O auxílio do meu pai, fiz pelo celular da minha mãe. Teve gente que teve
a conta bloqueada quando tentou fazer dois pelo mesmo aparelho. Como
se todo mundo tivesse um telefone, um para cada um... E não fui só eu
não. Coloquei no Facebook uma mensagem perguntando como estava a
situação do auxílio emergencial, e as respostas mostraram todas essas
dificuldades.

Além de eu ter que resolver o meu problema, tem outras pessoas, as que
não têm celular, as que não sabem usar o aplicativo, os mais velhos,
amigos precisando de grana. Pessoas que pagam aluguel. Que precisam
desses R$ 600. Tem uma família bem necessitada, um casal de idosos
doentes, dona Luíza e seu Luís, que estão me pedindo ajuda. Toda vez
que vou lá meu coração parte. Essa semana ela falou: “Luana, conseguiu
alguma coisa?” Eu falei: “Não, dona Luiza, dei o nome da senhora. Onde
estou sabendo que está distribuindo cesta básica eu estou falando, mas é
muita gente…” Aproveitei que caiu uma grana, minha amiga tem VR
[Vale-Refeição], fomos dar um pulo no mercado, fazer uma comprinha
para a dona Luíza. O mercado estava lotado. Não fiquei. A gente
preferiu passar na quitanda da Vila e deixar como crédito para as
pessoas, pelo menos R$ 25 para quatro famílias. Uma cesta básica custa
R$ 98 e só contempla uma família. Amanhã a gente vai comprar mais
uma cesta, que dá para dividir para duas famílias pequenas.

Ontem saí de casa de máscara. Eu, assim como várias pessoas, precisava
de dinheiro na mão, fui na Caixa Econômica em São Miguel. Estava
lotada. Não cheguei perto, tive pavor. Como falar para o povo não ir para
a Caixa, sendo que não tem outra forma? Não tem outro jeito. Não não
dão alternativa. Aplicativo sai do ar, aplicativo volta, as pessoas seguem
em análise. Pior são as aprovadas que não sabem onde retirar o dinheiro.
Aprovado mas onde?

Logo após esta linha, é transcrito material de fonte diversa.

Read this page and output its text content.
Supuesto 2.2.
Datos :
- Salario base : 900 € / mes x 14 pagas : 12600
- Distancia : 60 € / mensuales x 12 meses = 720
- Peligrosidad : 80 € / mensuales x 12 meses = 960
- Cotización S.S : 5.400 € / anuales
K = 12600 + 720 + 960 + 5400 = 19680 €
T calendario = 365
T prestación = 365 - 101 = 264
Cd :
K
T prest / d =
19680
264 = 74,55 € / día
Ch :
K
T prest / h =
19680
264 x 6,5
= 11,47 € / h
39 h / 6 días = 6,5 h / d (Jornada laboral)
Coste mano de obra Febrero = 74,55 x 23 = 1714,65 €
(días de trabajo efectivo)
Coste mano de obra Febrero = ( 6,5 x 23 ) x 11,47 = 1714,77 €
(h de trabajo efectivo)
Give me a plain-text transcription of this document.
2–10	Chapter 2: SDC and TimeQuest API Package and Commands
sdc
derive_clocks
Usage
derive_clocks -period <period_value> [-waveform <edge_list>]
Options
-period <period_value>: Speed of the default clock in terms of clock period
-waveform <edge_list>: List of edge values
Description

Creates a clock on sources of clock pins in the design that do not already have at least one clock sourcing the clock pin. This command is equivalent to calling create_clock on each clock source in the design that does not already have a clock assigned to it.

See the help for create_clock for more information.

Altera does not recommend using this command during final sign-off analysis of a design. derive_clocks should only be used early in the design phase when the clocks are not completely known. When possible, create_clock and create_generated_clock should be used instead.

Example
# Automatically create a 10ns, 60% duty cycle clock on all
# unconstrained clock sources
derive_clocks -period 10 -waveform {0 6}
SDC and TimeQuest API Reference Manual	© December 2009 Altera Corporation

Aprovado como? Tá muita desinformação....

Por que eu estou tão cansada? Com tudo isso, ainda tenho que alertar, é a
minha obrigação alertar a minha família, minhas tias, vizinhas e amigas
para que não caiam em fake news. Mandam no celular das pessoas
mensagens tipo "governo federal está doando cesta básica". [Dizem as
mensagens enganosas:] "Clique aqui para não sei o quê..." As pessoas vão
clicar, as pessoas vão acreditar, as pessoas vão compartilhar. Porque as
pessoas estão em estado de desespero.

“Ah, não conte com os 600 contos”, dizem. Como não contar? Estou
contando. A gente está falando de contas que precisam ser pagas agora,
de pessoas que precisam comer agora. Uma tia de Guaianases [distrito na
periferia na zona leste de São Paulo] está tentando acessar o benefício do
meu primo, que não tem celular. Quando entra no aplicativo fala que está
liberado, e o dinheiro está na conta. Minha tia tem idade, não pode sair
de casa, ela é de risco. Me manda mensagem: “Lu, como faz? A gente está
precisando de dinheiro, preciso de arroz.”

Você começa a olhar para as dívidas e escolher o que pode esperar. A


gente já está vivendo com o básico, mas quando você coloca o básico para
esperar... A conta de luz veio zerada, realmente [governo isentou
cobrança da população de baixa renda durante a pandemia], só que,
como não sou desinformada, sei que essa conta vai chegar. É bem
desanimador. No final são R$ 600. Tudo o que se fala de economia, na
quebrada, nada mais é do que a miséria.